Tous les articles par Jacqueline Collard

L’institut de veille sanitaire (INVS) donne enfin des conseils aux utilisateurs de portable

Alors que depuis plus de dix ans les portables sont devenus pour la majorité des Français un outil indispensable à leurs yeux, que certains démontrent déjà des hypersensibilités notables avec l’accumulation des rayonnements électromagnétiques les autorités sanitaires pensent enfin à donner des conseils d’utilisation: nous vous invitons à les retrouver sur les sites indiqués*.

A l’issue du « Grenelle des ondes » organisé en 2009 par la ministre de la Santé, en collaboration avec la secrétaire d’État en charge de l’Écologie et la secrétaire d’État en charge de la prospective et de l’économie numérique, dix recommandations ont été émises.
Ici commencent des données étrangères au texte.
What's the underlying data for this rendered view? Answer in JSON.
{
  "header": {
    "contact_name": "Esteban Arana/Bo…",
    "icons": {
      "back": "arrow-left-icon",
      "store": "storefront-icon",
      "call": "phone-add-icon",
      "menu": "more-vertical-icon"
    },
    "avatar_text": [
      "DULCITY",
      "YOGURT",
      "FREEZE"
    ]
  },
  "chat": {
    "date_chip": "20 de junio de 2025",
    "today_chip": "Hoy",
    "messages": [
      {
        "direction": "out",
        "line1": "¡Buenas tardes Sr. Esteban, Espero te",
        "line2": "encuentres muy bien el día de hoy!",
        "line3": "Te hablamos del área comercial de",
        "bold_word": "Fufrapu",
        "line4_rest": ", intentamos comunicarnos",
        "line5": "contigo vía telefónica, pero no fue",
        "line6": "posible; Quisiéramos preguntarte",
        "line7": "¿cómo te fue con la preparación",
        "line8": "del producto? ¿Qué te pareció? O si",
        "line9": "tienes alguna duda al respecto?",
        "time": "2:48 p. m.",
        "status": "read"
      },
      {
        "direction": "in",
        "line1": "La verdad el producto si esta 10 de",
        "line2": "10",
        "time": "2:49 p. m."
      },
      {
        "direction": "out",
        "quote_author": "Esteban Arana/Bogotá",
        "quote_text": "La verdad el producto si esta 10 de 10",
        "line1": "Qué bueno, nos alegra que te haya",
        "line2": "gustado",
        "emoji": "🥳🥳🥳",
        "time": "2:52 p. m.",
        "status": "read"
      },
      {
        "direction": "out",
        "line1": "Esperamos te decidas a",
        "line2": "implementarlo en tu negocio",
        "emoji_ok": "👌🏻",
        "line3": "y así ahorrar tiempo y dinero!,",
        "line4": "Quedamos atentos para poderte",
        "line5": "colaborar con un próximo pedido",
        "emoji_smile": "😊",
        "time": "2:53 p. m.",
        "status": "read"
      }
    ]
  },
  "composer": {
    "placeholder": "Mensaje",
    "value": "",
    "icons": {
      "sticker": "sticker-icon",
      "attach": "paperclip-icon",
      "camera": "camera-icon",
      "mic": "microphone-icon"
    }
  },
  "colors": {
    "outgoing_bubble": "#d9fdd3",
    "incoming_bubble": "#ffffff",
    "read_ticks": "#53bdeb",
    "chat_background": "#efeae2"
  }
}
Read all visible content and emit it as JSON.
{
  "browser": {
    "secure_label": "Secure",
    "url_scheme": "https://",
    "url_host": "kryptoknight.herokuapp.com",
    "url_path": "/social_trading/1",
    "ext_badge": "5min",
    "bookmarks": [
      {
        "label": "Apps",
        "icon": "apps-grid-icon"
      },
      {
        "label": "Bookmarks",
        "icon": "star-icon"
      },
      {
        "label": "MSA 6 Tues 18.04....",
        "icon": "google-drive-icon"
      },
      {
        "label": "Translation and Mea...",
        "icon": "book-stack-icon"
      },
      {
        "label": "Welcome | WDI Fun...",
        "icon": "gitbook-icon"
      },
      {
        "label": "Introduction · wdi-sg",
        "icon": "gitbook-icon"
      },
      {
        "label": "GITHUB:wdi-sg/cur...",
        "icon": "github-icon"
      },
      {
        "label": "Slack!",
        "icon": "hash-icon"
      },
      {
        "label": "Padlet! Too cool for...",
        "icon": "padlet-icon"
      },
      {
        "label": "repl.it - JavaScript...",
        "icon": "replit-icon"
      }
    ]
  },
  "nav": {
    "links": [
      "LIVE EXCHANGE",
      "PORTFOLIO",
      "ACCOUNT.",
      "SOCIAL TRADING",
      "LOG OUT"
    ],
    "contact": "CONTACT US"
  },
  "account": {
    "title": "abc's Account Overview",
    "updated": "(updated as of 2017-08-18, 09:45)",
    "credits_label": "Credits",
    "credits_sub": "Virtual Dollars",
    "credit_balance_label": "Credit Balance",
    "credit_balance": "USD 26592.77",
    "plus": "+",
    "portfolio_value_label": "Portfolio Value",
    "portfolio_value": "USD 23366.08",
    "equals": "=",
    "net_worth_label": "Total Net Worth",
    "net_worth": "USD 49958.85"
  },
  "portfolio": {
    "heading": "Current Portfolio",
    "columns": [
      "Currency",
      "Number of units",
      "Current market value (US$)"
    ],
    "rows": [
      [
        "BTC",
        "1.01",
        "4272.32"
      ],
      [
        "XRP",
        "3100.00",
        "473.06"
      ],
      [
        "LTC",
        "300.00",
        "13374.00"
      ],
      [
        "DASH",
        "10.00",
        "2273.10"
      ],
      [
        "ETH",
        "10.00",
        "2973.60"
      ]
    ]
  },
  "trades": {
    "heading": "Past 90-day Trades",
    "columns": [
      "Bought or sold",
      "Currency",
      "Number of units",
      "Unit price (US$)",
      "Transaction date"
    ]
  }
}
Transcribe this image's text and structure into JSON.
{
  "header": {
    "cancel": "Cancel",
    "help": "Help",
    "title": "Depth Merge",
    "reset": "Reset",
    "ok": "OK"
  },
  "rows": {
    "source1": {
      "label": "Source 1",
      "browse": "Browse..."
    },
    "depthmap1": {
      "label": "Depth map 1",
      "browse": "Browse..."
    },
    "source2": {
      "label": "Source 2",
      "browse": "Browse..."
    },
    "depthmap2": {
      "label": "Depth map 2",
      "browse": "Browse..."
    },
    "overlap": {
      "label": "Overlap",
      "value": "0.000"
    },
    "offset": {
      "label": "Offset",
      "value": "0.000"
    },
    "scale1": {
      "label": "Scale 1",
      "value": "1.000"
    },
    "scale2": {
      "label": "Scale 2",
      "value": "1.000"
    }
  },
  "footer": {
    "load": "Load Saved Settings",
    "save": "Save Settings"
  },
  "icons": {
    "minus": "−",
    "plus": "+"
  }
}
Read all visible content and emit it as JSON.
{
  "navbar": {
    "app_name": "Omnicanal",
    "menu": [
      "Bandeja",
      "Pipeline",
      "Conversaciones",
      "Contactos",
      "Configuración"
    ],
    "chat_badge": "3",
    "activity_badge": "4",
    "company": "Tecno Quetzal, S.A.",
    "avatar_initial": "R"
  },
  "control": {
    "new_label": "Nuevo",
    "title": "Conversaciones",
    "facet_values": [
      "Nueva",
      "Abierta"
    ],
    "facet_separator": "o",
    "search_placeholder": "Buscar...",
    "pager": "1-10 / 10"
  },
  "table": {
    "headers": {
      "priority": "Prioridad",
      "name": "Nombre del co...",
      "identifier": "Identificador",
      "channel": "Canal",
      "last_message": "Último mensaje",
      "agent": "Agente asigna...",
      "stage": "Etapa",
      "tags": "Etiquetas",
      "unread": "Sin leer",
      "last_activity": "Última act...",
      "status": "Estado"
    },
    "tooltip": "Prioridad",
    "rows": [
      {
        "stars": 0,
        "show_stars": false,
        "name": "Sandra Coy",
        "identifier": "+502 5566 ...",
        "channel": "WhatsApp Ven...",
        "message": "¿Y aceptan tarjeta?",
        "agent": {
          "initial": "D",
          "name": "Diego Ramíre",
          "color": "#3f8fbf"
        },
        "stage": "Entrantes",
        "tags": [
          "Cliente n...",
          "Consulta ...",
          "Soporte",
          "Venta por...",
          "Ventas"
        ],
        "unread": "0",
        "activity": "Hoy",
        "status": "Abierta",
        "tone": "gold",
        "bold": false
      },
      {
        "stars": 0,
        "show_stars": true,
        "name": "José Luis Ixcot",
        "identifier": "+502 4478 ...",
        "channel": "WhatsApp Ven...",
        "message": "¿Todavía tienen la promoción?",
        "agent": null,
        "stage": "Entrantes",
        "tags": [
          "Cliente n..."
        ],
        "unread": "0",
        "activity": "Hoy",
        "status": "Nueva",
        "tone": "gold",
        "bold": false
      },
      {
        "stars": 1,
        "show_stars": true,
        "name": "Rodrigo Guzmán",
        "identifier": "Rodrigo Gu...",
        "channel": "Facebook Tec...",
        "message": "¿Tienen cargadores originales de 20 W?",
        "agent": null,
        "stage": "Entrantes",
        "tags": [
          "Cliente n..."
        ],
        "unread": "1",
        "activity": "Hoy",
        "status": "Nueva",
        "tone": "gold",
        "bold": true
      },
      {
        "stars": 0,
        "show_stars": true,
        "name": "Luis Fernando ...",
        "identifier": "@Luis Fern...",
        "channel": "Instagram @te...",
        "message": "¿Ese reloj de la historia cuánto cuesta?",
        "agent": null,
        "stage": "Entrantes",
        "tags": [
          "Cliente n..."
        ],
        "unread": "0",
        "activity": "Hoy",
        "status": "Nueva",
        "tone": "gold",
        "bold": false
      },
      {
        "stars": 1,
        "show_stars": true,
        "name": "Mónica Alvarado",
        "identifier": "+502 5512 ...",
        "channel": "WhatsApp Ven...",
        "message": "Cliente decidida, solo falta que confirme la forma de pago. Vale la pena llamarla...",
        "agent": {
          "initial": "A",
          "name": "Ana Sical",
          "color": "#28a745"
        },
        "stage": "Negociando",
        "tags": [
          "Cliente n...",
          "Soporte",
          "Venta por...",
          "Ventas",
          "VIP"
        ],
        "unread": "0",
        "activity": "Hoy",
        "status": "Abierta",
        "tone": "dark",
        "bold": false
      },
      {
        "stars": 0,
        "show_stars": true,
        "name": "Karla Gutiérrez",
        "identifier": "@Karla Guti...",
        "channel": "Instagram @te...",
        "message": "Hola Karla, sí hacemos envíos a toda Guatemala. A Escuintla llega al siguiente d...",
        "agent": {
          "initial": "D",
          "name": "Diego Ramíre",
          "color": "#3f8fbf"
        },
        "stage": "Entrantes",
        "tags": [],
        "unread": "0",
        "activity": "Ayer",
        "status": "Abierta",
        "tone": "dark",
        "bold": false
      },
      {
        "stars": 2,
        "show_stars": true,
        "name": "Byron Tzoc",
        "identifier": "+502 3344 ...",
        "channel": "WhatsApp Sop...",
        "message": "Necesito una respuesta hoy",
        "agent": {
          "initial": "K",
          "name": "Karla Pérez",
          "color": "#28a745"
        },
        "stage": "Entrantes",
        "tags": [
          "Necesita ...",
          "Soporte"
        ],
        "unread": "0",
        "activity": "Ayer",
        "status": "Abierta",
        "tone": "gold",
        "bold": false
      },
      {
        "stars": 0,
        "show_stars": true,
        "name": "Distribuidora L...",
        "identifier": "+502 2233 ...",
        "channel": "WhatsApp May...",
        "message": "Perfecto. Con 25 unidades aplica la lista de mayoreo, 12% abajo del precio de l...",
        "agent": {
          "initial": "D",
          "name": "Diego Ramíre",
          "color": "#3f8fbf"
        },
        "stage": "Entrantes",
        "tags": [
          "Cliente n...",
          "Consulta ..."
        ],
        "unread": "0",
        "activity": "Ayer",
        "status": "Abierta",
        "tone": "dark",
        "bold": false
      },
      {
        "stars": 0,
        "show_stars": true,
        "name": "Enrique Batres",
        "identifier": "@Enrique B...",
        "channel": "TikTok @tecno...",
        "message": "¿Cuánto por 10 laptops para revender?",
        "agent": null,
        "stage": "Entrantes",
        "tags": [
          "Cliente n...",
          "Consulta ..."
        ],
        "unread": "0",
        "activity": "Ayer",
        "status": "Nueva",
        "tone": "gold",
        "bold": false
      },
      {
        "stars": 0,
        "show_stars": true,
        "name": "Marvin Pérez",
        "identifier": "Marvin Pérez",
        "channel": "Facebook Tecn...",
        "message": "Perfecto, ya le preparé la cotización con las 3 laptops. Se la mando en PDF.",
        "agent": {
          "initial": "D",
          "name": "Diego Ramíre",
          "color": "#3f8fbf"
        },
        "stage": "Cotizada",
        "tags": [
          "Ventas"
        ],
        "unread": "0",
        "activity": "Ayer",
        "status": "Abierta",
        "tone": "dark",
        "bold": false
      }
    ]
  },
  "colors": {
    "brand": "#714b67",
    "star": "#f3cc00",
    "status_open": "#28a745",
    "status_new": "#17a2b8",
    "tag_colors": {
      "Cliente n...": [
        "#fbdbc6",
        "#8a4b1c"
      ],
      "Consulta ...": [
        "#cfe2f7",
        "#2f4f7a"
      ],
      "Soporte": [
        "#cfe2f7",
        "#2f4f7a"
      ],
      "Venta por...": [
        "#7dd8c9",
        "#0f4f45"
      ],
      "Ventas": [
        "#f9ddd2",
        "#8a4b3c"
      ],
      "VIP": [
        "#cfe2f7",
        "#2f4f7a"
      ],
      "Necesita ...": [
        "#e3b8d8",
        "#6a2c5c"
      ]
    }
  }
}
Une d’elle porte sur l’information du grand public, via la mise en œuvre d’une campagne de communication, que l’Inpes lance le 13 décembre 2010 sur Internet et les plateformes mobiles.

L’objectif de ce dispositif est d’inciter les usagers de téléphones portables à réduire leur exposition aux ondes électromagnétiques en adoptant quelques gestes simples. La campagne se compose de deux films d’animation et de bannières diffusés sur Internet et renvoyant vers un mini-site d’information sur le « bon usage » du portable.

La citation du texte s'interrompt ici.